Are you packing and filling in an application to emigrate to Australia? – (but they have their own problems, but with real heat!)
Or are you, like me hopefully, thinking that we can, not just manage, but make very fruitful lives, in a way that mankind might not have been able to do in the past. Any problem we cannot solve, we can avoid. I really believe that the warnings of the apocalyptic books of the Bible (Daniel and Revelation) are there for those who are negative and lacking in faith. I have real faith in humankind, despite all the terrible things we do and have done. Humanists have the same sort of faith in humankind, but it derives from a different source than mine – I can’t say where they get it from!
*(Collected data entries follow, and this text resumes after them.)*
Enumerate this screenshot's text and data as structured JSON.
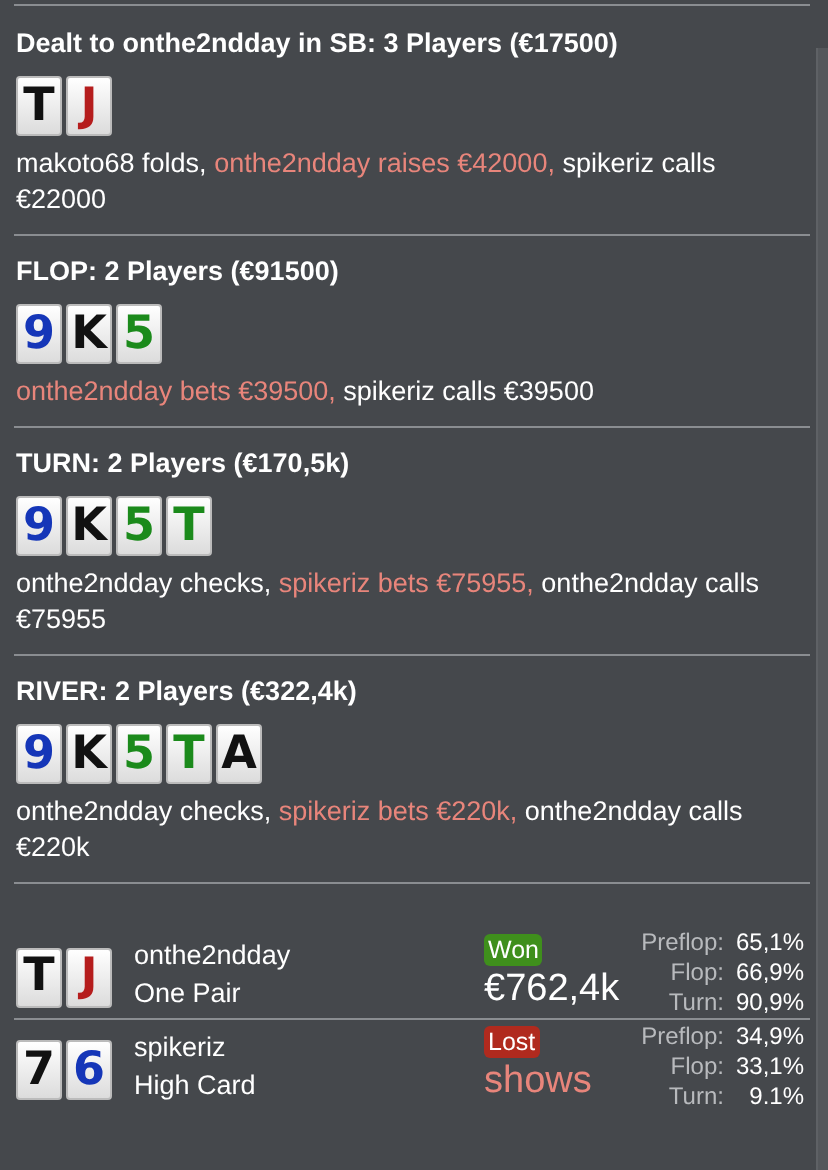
{
  "streets": [
    {
      "title": "Dealt to onthe2ndday in SB: 3 Players (€17500)",
      "cards": [
        {
          "rank": "T",
          "color": "#111111"
        },
        {
          "rank": "J",
          "color": "#b51d1d"
        }
      ],
      "actions": [
        {
          "text": "makoto68 folds, ",
          "hero": false
        },
        {
          "text": "onthe2ndday raises €42000,",
          "hero": true
        },
        {
          "text": " spikeriz calls €22000",
          "hero": false
        }
      ]
    },
    {
      "title": "FLOP: 2 Players (€91500)",
      "cards": [
        {
          "rank": "9",
          "color": "#1536b8"
        },
        {
          "rank": "K",
          "color": "#111111"
        },
        {
          "rank": "5",
          "color": "#1b8a1b"
        }
      ],
      "actions": [
        {
          "text": "onthe2ndday bets €39500,",
          "hero": true
        },
        {
          "text": " spikeriz calls €39500",
          "hero": false
        }
      ]
    },
    {
      "title": "TURN: 2 Players (€170,5k)",
      "cards": [
        {
          "rank": "9",
          "color": "#1536b8"
        },
        {
          "rank": "K",
          "color": "#111111"
        },
        {
          "rank": "5",
          "color": "#1b8a1b"
        },
        {
          "rank": "T",
          "color": "#1b8a1b"
        }
      ],
      "actions": [
        {
          "text": "onthe2ndday checks, ",
          "hero": false
        },
        {
          "text": "spikeriz bets €75955,",
          "hero": true
        },
        {
          "text": " onthe2ndday calls €75955",
          "hero": false
        }
      ]
    },
    {
      "title": "RIVER: 2 Players (€322,4k)",
      "cards": [
        {
          "rank": "9",
          "color": "#1536b8"
        },
        {
          "rank": "K",
          "color": "#111111"
        },
        {
          "rank": "5",
          "color": "#1b8a1b"
        },
        {
          "rank": "T",
          "color": "#1b8a1b"
        },
        {
          "rank": "A",
          "color": "#111111"
        }
      ],
      "actions": [
        {
          "text": "onthe2ndday checks, ",
          "hero": false
        },
        {
          "text": "spikeriz bets €220k,",
          "hero": true
        },
        {
          "text": " onthe2ndday calls €220k",
          "hero": false
        }
      ]
    }
  ],
  "results": [
    {
      "cards": [
        {
          "rank": "T",
          "color": "#111111"
        },
        {
          "rank": "J",
          "color": "#b51d1d"
        }
      ],
      "player": "onthe2ndday",
      "hand": "One Pair",
      "outcome": {
        "kind": "won",
        "label": "Won"
      },
      "amount": "€762,4k",
      "equity": [
        {
          "street": "Preflop:",
          "value": "65,1%"
        },
        {
          "street": "Flop:",
          "value": "66,9%"
        },
        {
          "street": "Turn:",
          "value": "90,9%"
        }
      ]
    },
    {
      "cards": [
        {
          "rank": "7",
          "color": "#111111"
        },
        {
          "rank": "6",
          "color": "#1536b8"
        }
      ],
      "player": "spikeriz",
      "hand": "High Card",
      "outcome": {
        "kind": "lost",
        "label": "Lost"
      },
      "amount": "shows",
      "equity": [
        {
          "street": "Preflop:",
          "value": "34,9%"
        },
        {
          "street": "Flop:",
          "value": "33,1%"
        },
        {
          "street": "Turn:",
          "value": "9.1%"
        }
      ]
    }
  ]
}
My faith comes from the knowledge that we are all created in the image of God – each of us is actually a small bit of God [Our birth is but a sleep and a forgetting: The Soul that rises with us, our life’s Star,
Hath had elsewhere its setting, And cometh from afar: Not in entire forgetfulness, And not in utter nakedness,
But trailing clouds of glory do we come From God, who is our home – Wordsworth], albeit with self-determination, the right to get it wrong, the right to be fatalistic and to give in when faced by a challenge.
So, I find the prospect of actually seeing within a lifetime such changes in the world’s conditions as are normally experienced only over geological time, not historical time. I have already seen, as have most of my readers, technological, economic and social changes which could not have been conceived of in the ‘40s and 50’s. My grandchildren are destined to see climate change – I will only see its auguries, the first echoes of what is to come. But I trust that they will have the Spirit in them which enables them to look forward to it, not to dread it.